Justice Thomas's concurring opinion discusses an issue largely ignored by the majority opinion—whether the creation and design of a wedding cake is a form of expression protected by the First Amendment. Justice Thomas concluded that baking a cake under the circumstances presented in this case is a form of "expressive conduct" that can be protected by the First Amendment. While this concurrence has no binding effect on future rulings from the Court, jurisprudence concerning speech through conduct has been expanding in recent years.
Dissent
In her dissenting opinion, Justice Ginsburg opposed the conclusion that baking a cake is a form of protected expression, especially when the gay couple sought no specific message or any type of writing that would distinguish their cake from a wedding cake prepared for a heterosexual wedding.
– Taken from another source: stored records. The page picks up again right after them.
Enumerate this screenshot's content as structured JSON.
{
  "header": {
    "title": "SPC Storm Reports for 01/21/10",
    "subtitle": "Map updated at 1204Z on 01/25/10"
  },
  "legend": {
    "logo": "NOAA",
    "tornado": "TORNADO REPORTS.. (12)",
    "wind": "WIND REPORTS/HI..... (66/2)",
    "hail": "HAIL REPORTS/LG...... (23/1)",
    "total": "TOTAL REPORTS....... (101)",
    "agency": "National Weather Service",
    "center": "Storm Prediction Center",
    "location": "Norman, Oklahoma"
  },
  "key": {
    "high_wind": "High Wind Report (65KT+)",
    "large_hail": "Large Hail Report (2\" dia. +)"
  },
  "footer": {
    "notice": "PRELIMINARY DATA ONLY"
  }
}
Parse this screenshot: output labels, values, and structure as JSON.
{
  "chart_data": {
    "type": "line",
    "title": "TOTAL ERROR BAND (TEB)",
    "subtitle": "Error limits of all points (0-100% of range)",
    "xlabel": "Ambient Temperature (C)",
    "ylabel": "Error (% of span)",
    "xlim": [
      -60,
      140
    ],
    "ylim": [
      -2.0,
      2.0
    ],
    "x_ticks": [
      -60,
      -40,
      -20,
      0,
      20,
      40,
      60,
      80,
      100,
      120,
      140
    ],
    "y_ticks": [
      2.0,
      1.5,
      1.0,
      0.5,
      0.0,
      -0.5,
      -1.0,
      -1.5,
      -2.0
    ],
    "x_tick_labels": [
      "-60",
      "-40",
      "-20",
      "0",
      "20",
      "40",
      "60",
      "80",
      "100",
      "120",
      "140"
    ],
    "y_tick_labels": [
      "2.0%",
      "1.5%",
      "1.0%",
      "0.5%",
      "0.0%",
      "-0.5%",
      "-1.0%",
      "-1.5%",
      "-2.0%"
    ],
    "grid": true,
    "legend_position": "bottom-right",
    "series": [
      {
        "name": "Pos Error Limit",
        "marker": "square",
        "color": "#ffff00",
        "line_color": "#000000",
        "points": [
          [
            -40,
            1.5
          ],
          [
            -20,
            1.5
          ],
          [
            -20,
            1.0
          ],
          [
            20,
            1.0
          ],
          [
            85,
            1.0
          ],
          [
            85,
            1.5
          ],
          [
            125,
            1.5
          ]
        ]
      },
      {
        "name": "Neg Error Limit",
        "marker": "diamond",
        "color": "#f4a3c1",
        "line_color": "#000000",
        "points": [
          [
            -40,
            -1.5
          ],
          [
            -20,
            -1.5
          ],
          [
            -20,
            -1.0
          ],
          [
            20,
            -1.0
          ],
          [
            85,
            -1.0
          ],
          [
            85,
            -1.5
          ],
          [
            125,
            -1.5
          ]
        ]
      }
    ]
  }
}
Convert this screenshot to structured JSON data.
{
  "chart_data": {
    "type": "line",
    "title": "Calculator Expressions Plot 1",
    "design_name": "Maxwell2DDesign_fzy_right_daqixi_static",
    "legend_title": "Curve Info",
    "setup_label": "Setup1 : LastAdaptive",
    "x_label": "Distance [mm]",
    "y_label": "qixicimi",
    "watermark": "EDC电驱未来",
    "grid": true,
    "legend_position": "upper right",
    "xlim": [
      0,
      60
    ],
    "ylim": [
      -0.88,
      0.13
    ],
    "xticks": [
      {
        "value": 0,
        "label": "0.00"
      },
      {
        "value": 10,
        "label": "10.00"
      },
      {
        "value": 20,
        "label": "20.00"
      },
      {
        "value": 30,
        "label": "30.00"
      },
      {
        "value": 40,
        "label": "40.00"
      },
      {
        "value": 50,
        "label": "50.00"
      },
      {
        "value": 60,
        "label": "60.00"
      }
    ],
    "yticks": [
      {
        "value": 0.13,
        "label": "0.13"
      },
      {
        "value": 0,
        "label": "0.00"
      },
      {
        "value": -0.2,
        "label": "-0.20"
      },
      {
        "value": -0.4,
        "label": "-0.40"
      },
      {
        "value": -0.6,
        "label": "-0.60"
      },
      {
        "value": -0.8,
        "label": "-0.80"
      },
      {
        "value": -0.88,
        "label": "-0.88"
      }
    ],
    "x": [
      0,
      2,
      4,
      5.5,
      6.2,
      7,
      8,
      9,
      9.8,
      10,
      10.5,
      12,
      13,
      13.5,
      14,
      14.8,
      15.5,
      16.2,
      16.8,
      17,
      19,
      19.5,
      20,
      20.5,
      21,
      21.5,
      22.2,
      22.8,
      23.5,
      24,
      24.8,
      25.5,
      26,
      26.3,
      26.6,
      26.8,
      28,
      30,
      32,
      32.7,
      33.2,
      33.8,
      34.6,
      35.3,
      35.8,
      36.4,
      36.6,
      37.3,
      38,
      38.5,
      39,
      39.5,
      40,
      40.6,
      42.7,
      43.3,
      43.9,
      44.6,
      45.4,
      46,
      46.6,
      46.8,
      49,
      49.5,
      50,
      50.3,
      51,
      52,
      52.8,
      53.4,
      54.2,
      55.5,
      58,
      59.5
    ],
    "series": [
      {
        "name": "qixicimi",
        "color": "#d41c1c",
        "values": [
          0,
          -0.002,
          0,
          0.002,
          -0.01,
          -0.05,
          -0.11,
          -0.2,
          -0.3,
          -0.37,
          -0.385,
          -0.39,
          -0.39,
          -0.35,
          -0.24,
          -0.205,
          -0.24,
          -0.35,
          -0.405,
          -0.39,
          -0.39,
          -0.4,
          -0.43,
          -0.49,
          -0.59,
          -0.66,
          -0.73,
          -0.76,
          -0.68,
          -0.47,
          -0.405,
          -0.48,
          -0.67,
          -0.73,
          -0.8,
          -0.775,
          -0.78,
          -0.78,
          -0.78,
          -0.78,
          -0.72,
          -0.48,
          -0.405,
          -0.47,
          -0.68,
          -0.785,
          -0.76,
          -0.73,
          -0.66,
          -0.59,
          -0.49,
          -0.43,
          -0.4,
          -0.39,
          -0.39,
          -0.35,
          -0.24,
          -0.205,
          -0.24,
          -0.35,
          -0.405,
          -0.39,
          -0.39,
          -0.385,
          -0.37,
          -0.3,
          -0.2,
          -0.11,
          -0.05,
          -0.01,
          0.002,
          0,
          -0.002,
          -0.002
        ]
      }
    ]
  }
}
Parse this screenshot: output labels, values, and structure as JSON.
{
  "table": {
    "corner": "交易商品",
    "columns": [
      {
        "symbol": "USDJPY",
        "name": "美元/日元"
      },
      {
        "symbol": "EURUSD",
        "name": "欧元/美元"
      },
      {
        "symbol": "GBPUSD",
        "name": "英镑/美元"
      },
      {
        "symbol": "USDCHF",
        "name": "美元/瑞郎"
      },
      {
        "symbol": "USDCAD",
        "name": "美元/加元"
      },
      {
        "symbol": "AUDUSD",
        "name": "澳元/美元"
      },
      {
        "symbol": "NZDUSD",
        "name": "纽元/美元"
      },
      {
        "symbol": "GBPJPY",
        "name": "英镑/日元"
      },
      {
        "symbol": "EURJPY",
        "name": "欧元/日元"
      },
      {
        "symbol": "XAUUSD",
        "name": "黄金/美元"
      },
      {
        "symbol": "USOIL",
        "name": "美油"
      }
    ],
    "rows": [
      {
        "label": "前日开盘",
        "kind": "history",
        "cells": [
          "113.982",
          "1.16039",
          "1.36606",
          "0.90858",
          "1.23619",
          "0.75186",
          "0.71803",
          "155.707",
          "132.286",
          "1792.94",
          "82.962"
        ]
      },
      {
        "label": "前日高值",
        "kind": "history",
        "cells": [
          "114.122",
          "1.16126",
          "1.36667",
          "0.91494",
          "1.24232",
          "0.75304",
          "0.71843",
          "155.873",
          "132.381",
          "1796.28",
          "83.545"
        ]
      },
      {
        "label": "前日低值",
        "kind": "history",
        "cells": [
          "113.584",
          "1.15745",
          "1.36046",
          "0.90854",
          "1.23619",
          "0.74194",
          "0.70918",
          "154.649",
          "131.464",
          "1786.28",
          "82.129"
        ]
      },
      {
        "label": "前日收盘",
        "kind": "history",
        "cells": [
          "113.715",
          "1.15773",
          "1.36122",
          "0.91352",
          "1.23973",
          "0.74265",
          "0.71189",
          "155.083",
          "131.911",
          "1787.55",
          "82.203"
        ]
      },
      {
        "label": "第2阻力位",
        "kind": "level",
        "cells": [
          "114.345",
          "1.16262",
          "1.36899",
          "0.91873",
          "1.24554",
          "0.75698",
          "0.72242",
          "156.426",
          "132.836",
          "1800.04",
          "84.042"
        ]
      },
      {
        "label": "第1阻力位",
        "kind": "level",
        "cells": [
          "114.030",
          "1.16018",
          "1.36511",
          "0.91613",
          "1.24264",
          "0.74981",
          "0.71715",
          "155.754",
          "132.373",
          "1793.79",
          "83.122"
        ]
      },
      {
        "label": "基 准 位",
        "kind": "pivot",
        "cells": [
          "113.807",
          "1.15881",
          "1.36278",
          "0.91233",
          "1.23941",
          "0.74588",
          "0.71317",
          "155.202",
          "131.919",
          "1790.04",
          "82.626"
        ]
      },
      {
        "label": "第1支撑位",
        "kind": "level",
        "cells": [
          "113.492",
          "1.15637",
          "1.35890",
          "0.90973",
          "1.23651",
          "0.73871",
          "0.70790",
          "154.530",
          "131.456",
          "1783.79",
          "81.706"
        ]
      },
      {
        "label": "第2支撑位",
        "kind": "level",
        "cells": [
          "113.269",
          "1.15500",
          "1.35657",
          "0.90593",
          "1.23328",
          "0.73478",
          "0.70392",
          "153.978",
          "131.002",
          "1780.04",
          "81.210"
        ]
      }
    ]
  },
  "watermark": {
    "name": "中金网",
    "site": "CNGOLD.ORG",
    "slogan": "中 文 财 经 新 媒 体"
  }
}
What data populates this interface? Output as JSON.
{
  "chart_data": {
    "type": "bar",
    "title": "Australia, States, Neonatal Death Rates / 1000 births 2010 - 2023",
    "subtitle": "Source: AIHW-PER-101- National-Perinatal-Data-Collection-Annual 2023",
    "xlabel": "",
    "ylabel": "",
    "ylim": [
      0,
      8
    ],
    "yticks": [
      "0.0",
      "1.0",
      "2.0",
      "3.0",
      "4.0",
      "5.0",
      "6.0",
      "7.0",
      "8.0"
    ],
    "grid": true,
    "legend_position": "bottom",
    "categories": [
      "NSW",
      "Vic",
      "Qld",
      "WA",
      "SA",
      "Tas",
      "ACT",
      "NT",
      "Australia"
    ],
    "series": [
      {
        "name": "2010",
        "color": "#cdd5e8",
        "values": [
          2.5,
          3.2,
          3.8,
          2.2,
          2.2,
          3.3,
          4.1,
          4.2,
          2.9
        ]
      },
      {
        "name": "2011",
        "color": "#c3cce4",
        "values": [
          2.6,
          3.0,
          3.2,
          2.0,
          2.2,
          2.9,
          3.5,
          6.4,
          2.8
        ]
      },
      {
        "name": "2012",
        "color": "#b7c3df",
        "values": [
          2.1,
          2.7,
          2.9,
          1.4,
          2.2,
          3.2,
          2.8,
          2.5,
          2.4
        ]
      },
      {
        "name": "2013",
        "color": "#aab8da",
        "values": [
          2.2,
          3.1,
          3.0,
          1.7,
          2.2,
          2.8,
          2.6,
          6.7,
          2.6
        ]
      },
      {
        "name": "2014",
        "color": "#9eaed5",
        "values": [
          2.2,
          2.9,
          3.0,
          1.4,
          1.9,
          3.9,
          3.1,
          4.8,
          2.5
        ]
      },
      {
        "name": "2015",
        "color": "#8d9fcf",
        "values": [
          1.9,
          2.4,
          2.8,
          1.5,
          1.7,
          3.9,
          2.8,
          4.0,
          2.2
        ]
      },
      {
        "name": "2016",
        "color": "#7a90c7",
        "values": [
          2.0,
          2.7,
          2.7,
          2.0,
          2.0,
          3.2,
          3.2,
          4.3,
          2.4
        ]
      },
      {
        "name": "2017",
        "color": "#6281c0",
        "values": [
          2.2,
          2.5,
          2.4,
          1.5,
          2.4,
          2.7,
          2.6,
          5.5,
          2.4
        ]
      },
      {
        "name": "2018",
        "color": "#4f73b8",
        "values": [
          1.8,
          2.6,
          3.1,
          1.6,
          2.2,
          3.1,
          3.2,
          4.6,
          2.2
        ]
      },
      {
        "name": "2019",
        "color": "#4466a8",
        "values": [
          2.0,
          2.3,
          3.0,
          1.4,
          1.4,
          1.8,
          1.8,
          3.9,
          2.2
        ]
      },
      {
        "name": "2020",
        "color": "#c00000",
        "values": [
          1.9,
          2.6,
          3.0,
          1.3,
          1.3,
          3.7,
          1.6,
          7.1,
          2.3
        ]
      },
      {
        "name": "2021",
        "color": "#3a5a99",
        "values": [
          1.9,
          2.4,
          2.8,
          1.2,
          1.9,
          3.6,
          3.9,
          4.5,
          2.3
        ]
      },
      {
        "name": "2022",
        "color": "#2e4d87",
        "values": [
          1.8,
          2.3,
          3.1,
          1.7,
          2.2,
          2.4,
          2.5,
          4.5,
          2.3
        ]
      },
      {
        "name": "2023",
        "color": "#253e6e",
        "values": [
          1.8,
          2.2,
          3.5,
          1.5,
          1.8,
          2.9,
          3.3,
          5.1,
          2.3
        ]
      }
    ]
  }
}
In contrast, the cakes the other bakeries declined to make included specific messages that opposed and disparaged gay marriage. In short, Justice Ginsburg would have found unconstitutional discrimination resulting from the couple being treated differently because they were gay, and she disagreed with the conclusion that a same-sex wedding cake sends a different message than that conveyed by a cake prepared for an opposite-sex wedding.
Conclusion
While Obergefell was a significant victory for the LGBTQ community, Masterpiece highlights an issue that has gone unchanged despite the legalization of gay marriage: discrimination based on sexual orientation is still not prohibited under federal law or that of many states, and many laws that do prohibit the unequal treatment of the LGBTQ community have not yet gone through the rigorous testing of similar laws that preclude discrimination based on race and gender.
Thus, Masterpiece likely is only the first in a series of cases that will establish the permissible boundaries of laws and rulings aimed at precluding discrimination based on sexual orientation. And in that sense, Masterpiece, given its narrow holding, is a modest start.